Nota a Trib. Venezia, 16 luglio 2025, n. 612
Valerio Di Bello
Una lavoratrice è stata licenziata per aver richiesto al fornitore di servizi di taxi acqueo dell’hotel presso cui era impiegata commissioni in denaro in base al numero dei servizi richiesti dai clienti, distribuendo poi una parte della relativa somma tra i colleghi.
La Corte d’Appello di Venezia rileva che la richiesta delle suddette commissioni non era avvenuta sulla base di una richiesta della ricorrente, la quale, anzi, risultava aver proseguito una sorta di prassi in questo senso precedente alla sua assunzione, né che tali dazioni fossero delle “commissioni” per i servizi procurati.

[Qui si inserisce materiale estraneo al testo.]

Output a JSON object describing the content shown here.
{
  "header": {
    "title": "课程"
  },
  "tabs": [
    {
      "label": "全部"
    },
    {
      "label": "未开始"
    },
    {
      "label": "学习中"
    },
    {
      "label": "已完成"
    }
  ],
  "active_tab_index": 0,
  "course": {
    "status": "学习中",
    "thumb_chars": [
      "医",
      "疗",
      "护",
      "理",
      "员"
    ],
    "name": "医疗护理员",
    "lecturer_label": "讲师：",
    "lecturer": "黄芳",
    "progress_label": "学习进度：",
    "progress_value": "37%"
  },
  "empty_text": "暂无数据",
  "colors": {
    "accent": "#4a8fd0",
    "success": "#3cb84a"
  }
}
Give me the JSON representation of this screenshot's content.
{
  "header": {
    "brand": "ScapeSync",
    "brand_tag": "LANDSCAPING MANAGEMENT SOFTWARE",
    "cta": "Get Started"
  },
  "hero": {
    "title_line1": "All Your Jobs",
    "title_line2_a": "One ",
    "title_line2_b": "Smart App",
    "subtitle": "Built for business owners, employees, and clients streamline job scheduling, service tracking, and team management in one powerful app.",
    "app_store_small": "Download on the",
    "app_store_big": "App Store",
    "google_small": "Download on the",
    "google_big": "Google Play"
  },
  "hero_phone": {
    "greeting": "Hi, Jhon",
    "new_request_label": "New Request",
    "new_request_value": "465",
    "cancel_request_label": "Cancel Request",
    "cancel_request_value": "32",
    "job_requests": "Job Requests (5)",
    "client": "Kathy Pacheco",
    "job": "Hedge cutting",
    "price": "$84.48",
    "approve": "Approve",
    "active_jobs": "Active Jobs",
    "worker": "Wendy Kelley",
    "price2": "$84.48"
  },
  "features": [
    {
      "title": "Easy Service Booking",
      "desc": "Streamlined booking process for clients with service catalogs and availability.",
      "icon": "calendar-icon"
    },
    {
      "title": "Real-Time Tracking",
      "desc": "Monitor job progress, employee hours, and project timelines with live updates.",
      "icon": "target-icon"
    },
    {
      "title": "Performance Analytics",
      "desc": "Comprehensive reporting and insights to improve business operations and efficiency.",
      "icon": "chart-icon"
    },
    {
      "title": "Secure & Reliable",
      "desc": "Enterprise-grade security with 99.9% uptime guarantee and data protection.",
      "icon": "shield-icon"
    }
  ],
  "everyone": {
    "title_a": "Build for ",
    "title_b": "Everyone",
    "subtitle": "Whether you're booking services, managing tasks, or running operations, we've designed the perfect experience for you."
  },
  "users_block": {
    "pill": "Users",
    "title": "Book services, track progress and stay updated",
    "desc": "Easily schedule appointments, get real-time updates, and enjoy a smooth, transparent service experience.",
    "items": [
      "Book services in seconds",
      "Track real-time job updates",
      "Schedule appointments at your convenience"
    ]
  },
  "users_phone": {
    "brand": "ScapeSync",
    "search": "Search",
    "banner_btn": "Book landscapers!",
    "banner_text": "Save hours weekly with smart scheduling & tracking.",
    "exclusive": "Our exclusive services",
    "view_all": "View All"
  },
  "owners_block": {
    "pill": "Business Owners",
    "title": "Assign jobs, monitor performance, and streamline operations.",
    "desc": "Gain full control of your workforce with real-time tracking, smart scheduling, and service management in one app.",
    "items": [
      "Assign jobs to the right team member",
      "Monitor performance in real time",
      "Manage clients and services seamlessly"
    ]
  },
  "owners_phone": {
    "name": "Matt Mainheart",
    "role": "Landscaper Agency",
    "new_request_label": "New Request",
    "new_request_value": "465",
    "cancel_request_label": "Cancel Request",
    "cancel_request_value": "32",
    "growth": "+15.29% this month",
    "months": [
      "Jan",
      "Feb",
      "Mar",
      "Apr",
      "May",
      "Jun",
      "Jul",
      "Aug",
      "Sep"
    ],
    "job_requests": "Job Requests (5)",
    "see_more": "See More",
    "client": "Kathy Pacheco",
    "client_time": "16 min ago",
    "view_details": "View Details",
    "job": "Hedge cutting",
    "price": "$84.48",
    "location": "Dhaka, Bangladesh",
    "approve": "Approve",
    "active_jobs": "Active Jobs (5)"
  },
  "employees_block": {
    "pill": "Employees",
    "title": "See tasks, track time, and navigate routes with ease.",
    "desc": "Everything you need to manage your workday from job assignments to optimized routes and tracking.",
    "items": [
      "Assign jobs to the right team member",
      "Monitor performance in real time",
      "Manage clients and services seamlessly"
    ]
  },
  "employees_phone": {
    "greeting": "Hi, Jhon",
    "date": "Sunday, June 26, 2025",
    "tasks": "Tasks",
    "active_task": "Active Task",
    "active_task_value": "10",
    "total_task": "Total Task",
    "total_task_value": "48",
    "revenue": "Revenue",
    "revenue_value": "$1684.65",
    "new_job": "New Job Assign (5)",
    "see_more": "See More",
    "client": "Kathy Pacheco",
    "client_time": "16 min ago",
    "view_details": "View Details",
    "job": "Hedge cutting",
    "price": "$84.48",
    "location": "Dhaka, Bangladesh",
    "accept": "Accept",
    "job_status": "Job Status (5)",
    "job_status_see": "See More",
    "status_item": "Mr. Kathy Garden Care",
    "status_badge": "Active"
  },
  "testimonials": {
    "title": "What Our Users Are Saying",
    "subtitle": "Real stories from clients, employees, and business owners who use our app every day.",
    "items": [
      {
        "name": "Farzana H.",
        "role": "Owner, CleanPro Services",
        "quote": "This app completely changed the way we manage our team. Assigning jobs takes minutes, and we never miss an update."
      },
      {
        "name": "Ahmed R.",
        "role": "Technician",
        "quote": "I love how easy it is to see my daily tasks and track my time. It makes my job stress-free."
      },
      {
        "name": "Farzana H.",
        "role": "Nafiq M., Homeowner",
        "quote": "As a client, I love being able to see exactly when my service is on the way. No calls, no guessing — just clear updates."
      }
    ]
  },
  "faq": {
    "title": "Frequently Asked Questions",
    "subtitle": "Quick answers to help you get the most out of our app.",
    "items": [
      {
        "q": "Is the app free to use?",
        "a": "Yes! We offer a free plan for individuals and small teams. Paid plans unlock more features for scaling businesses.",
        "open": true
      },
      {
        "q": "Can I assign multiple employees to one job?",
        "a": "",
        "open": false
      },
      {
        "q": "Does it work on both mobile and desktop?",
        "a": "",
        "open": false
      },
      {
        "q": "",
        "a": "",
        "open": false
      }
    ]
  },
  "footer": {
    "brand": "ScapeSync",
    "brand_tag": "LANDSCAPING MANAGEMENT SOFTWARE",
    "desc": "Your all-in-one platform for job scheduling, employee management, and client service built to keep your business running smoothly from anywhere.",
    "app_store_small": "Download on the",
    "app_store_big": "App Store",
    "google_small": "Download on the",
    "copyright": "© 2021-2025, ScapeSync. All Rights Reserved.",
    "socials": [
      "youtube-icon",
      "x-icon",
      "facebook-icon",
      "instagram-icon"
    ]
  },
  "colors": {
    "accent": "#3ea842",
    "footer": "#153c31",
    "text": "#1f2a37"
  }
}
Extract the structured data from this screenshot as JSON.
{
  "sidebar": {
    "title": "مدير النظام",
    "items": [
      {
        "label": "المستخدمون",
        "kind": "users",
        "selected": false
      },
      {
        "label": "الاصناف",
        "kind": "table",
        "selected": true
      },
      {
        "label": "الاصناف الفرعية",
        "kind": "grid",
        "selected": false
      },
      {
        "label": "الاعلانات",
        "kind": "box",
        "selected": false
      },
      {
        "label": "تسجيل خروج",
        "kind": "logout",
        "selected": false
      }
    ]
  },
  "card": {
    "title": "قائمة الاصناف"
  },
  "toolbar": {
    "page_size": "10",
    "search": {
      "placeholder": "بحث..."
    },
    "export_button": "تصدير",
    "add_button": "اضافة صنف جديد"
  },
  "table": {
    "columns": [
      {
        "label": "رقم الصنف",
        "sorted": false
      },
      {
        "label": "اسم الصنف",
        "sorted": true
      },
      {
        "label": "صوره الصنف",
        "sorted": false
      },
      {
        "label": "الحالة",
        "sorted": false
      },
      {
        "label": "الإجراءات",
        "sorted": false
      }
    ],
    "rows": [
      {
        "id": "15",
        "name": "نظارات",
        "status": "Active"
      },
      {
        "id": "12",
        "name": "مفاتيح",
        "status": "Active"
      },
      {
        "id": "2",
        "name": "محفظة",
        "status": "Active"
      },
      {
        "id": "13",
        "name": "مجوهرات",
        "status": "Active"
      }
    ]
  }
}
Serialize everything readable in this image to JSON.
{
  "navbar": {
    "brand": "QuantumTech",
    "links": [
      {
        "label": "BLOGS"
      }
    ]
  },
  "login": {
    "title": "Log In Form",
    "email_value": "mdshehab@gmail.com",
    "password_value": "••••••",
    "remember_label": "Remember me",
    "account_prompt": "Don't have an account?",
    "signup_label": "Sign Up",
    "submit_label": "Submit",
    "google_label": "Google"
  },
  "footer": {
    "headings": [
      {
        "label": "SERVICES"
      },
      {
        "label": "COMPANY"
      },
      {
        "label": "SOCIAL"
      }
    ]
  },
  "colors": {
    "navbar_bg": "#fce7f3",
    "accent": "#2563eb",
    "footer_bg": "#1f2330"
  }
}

Nondimeno, la condotta della lavoratrice, secondo i giudici, costituisce una condotta vietata dal regolamento aziendale, il quale prevede l’obbligo per il dipendente di informare i superiori in caso di regalie di non modico valore (sopra i 150 dollari) e del codice etico della società (doc. 6 ric.) che vieta la percezione di mance (“tips”) da parte dei fornitori. Inoltre, anche il ccnl Turismo Pubblici Esercizi, all’art. 140, stabilisce che “Le mance sono vietate. Il personale che comunque le solleciti potrà essere punito dal datore di lavoro con provvedimenti disciplinari ai sensi dell’articolo 138.” Tale divieto è estensibile anche alle somme in denaro elargite dai fornitori.
La condotta della lavoratrice, tuttavia, rileva la Corte, è sanzionata dal ccnl (al pari della richiesta di mance) in modalità conservativa del rapporto di lavoro. Pertanto, alla luce delle statuizioni di cui alla sentenza della Corte Costituzionale n.129/24, il fatto contestato va dichiarato inesistente “nel senso di inidoneo a determinare la risoluzione del rapporto di lavoro ai sensi del ccnl, sicché, ai sensi dell’art. 3, co. 2, D.Lgs. 23/15, il licenziamento illegittimo va annullato e l’azienda convenuta è condannata alla reintegra ed al pagamento in favore della ricorrente di indennità risarcitoria pari ad 8 mensilità dell’ultima retribuzione globale di fatto utile per il computo del TFR, tenuto conto della sussistenza di una responsabilità disciplinare della ricorrente e della limitata anzianità lavorativa della stessa, oltre che al versamento dei contributi previdenziali ed assistenziali”.